Rep. Brett Guthrie (R-KY) hinted at his future rejection of climate science in 2009, when he wrote that ACES “is nothing more than a national energy tax that lacks real solutions.” Likewise, Rep. Sue Myrick (R-NC) argued ACES was “just a tax.” Rep. Adam Kinzinger (R-IL) ignored the threat of climate pollution, saying ACES “does nothing more than capping our limits on economic prosperity by trading our jobs away to countries like China and India. ”
Mary Bono Mack (R-CA), who supported ACES in 2009, voted for the Upton-Inhofe bill “due to her long-standing concerns regarding the role of the EPA and the overly burdensome California standards.”
The Republicans were joined by three Koch-supported Democrats: Rep. Jim Matheson (D-UT), who has received $34,000 from Koch; Rep. Mike Ross (D-AR), $22,000; and Rep. John Barrow (D-GA), $8,250.

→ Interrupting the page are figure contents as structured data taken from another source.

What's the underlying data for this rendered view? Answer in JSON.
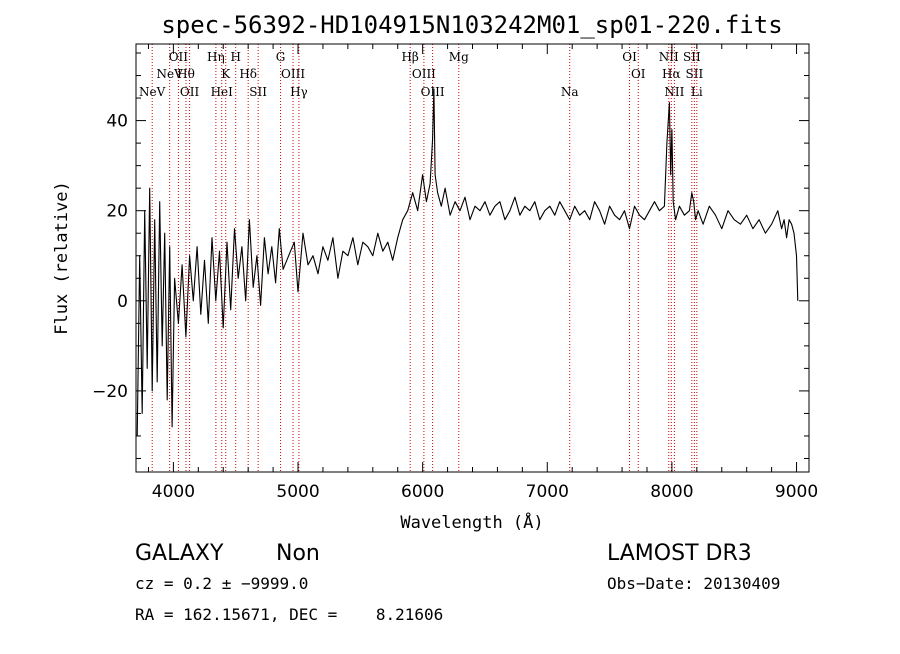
{
  "chart_data": {
    "type": "line",
    "title": "spec-56392-HD104915N103242M01_sp01-220.fits",
    "xlabel": "Wavelength (Å)",
    "ylabel": "Flux (relative)",
    "xlim": [
      3700,
      9100
    ],
    "ylim": [
      -38,
      57
    ],
    "xticks": [
      4000,
      5000,
      6000,
      7000,
      8000,
      9000
    ],
    "xtick_labels": [
      "4000",
      "5000",
      "6000",
      "7000",
      "8000",
      "9000"
    ],
    "yticks": [
      -20,
      0,
      20,
      40
    ],
    "ytick_labels": [
      "−20",
      "0",
      "20",
      "40"
    ],
    "line_color": "#000000",
    "marker_color": "#cc0000",
    "series": [
      {
        "name": "flux",
        "x": [
          3710,
          3730,
          3750,
          3770,
          3790,
          3810,
          3830,
          3850,
          3870,
          3890,
          3910,
          3930,
          3950,
          3970,
          3990,
          4010,
          4040,
          4070,
          4100,
          4130,
          4160,
          4190,
          4220,
          4250,
          4280,
          4310,
          4340,
          4370,
          4400,
          4430,
          4460,
          4490,
          4520,
          4550,
          4580,
          4610,
          4640,
          4670,
          4700,
          4730,
          4760,
          4790,
          4820,
          4850,
          4880,
          4910,
          4940,
          4970,
          5000,
          5040,
          5080,
          5120,
          5160,
          5200,
          5240,
          5280,
          5320,
          5360,
          5400,
          5440,
          5480,
          5520,
          5560,
          5600,
          5640,
          5680,
          5720,
          5760,
          5800,
          5840,
          5880,
          5920,
          5960,
          6000,
          6030,
          6060,
          6080,
          6090,
          6100,
          6120,
          6150,
          6180,
          6220,
          6260,
          6300,
          6340,
          6380,
          6420,
          6460,
          6500,
          6540,
          6580,
          6620,
          6660,
          6700,
          6740,
          6780,
          6820,
          6860,
          6900,
          6940,
          6980,
          7020,
          7060,
          7100,
          7140,
          7180,
          7220,
          7260,
          7300,
          7340,
          7380,
          7420,
          7460,
          7500,
          7540,
          7580,
          7620,
          7660,
          7700,
          7740,
          7780,
          7820,
          7860,
          7900,
          7940,
          7960,
          7980,
          7990,
          8000,
          8010,
          8030,
          8060,
          8100,
          8140,
          8160,
          8175,
          8190,
          8210,
          8250,
          8300,
          8350,
          8400,
          8450,
          8500,
          8550,
          8600,
          8650,
          8700,
          8750,
          8800,
          8850,
          8880,
          8900,
          8920,
          8940,
          8960,
          8980,
          9000,
          9010
        ],
        "values": [
          -30,
          10,
          -25,
          20,
          -15,
          25,
          -20,
          18,
          -18,
          22,
          -10,
          15,
          -22,
          12,
          -28,
          5,
          -5,
          8,
          -8,
          10,
          0,
          12,
          -3,
          9,
          -5,
          14,
          0,
          11,
          -6,
          13,
          -2,
          16,
          5,
          12,
          0,
          18,
          3,
          10,
          -1,
          14,
          6,
          12,
          4,
          16,
          7,
          9,
          11,
          13,
          2,
          15,
          8,
          10,
          6,
          12,
          9,
          14,
          5,
          11,
          10,
          14,
          8,
          13,
          12,
          10,
          15,
          11,
          13,
          9,
          14,
          18,
          20,
          24,
          20,
          28,
          22,
          26,
          36,
          47,
          28,
          24,
          21,
          25,
          19,
          22,
          20,
          23,
          18,
          21,
          20,
          22,
          19,
          21,
          22,
          18,
          20,
          23,
          19,
          21,
          20,
          22,
          18,
          20,
          21,
          19,
          22,
          20,
          18,
          21,
          19,
          20,
          18,
          22,
          20,
          17,
          21,
          19,
          18,
          20,
          16,
          21,
          19,
          18,
          20,
          22,
          20,
          21,
          35,
          44,
          28,
          38,
          22,
          18,
          21,
          19,
          20,
          24,
          22,
          18,
          20,
          17,
          21,
          19,
          16,
          20,
          18,
          17,
          19,
          16,
          18,
          15,
          17,
          20,
          16,
          18,
          14,
          18,
          17,
          15,
          10,
          0
        ]
      }
    ],
    "line_markers": [
      {
        "wl": 3830,
        "label": "NeV",
        "row": 3
      },
      {
        "wl": 3970,
        "label": "NeV",
        "row": 2
      },
      {
        "wl": 4040,
        "label": "OII",
        "row": 1
      },
      {
        "wl": 4101,
        "label": "Hθ",
        "row": 2
      },
      {
        "wl": 4130,
        "label": "OII",
        "row": 3
      },
      {
        "wl": 4341,
        "label": "Hη",
        "row": 1
      },
      {
        "wl": 4388,
        "label": "HeI",
        "row": 3
      },
      {
        "wl": 4420,
        "label": "K",
        "row": 2
      },
      {
        "wl": 4500,
        "label": "H",
        "row": 1
      },
      {
        "wl": 4600,
        "label": "Hδ",
        "row": 2
      },
      {
        "wl": 4680,
        "label": "SII",
        "row": 3
      },
      {
        "wl": 4860,
        "label": "G",
        "row": 1
      },
      {
        "wl": 4960,
        "label": "OIII",
        "row": 2
      },
      {
        "wl": 5007,
        "label": "Hγ",
        "row": 3
      },
      {
        "wl": 5900,
        "label": "Hβ",
        "row": 1
      },
      {
        "wl": 6010,
        "label": "OIII",
        "row": 2
      },
      {
        "wl": 6080,
        "label": "OIII",
        "row": 3
      },
      {
        "wl": 6290,
        "label": "Mg",
        "row": 1
      },
      {
        "wl": 7180,
        "label": "Na",
        "row": 3
      },
      {
        "wl": 7660,
        "label": "OI",
        "row": 1
      },
      {
        "wl": 7730,
        "label": "OI",
        "row": 2
      },
      {
        "wl": 7975,
        "label": "NII",
        "row": 1
      },
      {
        "wl": 7995,
        "label": "Hα",
        "row": 2
      },
      {
        "wl": 8020,
        "label": "NII",
        "row": 3
      },
      {
        "wl": 8160,
        "label": "SII",
        "row": 1
      },
      {
        "wl": 8180,
        "label": "SII",
        "row": 2
      },
      {
        "wl": 8200,
        "label": "Li",
        "row": 3
      }
    ]
  },
  "info": {
    "class": "GALAXY",
    "subclass": "Non",
    "survey": "LAMOST DR3",
    "cz": "cz = 0.2 ± −9999.0",
    "obs_date": "Obs−Date: 20130409",
    "radec": "RA = 162.15671, DEC =    8.21606"
  }
}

Koch Industries contributed $6500 to energy committee members in February, new reports indicate: Rep. Michael Burgess (R-TX) ($2500), Rep. Mike Ross (D-AR) ($2000), Rep. Adam Kinzinger (R-IL) ($1000), and Rep. Mike Rogers (R-MI) ($1000). This means the grand total of Koch contributions was $350,250 to the 34 members who supported Upton-Inhofe.